Sami Abu Zuhri is a senior spokesman for the Palestinian organization Hamas. Zuhri gained notoriety on May 19, 2006, before which time he was a relatively unknown member of Hamas, when Palestinian security and customs officials discovered he had 640,000 euros on his person; another report claimed he held a larger sum of 900,000 euros, and confiscated it, after Zuhri dropped a concealed money belt at a routine border crossing from Egypt to the Gaza Strip. The news brought competing Hamas and Fatah paramilitary forces to the crossing checkpoint, which Zuhri refused to leave without the banknotes, which had been confiscated as contraband. Abu Zuhri told a reporter from the Arab broadcaster Al Jazeera that the money had been donated privately by individuals he met during a tour of Arab nations.

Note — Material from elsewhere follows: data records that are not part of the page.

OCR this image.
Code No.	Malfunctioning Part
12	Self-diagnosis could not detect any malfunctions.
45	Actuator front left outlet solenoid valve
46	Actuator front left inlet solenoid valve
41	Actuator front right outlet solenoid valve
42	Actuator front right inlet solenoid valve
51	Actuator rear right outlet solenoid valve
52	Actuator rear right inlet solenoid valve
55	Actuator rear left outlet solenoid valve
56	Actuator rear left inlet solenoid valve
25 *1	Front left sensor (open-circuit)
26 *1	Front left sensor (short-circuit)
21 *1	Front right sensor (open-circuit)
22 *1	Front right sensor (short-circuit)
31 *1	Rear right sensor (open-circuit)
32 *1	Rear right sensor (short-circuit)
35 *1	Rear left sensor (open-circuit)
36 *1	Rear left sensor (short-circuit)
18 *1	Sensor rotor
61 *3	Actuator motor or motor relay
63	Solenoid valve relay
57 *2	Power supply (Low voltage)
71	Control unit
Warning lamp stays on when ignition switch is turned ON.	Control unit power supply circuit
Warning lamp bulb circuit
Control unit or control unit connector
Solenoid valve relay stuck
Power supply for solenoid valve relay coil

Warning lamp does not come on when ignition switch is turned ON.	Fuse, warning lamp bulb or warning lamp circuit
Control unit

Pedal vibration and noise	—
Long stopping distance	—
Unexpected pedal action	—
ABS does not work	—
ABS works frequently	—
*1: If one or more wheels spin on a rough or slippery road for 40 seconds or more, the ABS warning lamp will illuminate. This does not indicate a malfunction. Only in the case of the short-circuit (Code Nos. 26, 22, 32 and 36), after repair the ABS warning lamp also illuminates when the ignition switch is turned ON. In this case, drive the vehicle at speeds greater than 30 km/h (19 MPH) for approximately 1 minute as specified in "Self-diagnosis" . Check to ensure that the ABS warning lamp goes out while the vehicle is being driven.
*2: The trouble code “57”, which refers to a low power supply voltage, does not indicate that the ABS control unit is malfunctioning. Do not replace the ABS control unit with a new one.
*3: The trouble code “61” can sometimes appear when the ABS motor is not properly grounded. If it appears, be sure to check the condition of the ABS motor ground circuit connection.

The European monitors, who took up the station when Israel pulled out of Gaza, are charged with checking for contraband, which sometimes includes weapons and food. Julio De La Guardia, a spokesman for the European Union contingent that monitors the passage, said travelers crossing through Rafah must declare all sums over $2,000.
Abu Zuhri stated his objection to the inclusion of what he referred to as the "so-called Holocaust" in the proposed UNRWA lesson plan for students in Gaza. He continued "we think it's more important to teach Palestinians the crimes of the Israeli occupation."
When the suspected perpetrators of the 2014 kidnapping and murder of Israeli teenagers, Marwan Qawasmahi and Amer Abu Aisha, were killed by Israel after resisting arrest, he said "Hamas praises the role the martyrs played in chasing down Israeli settlers and we stress that their assassination will not weaken the resistance".
In December 2014, Sami Abu Zuhri reportedly harassed a Gaza-based foreign female reporter and was being investigated by the Islamist group ruling the Gaza Strip.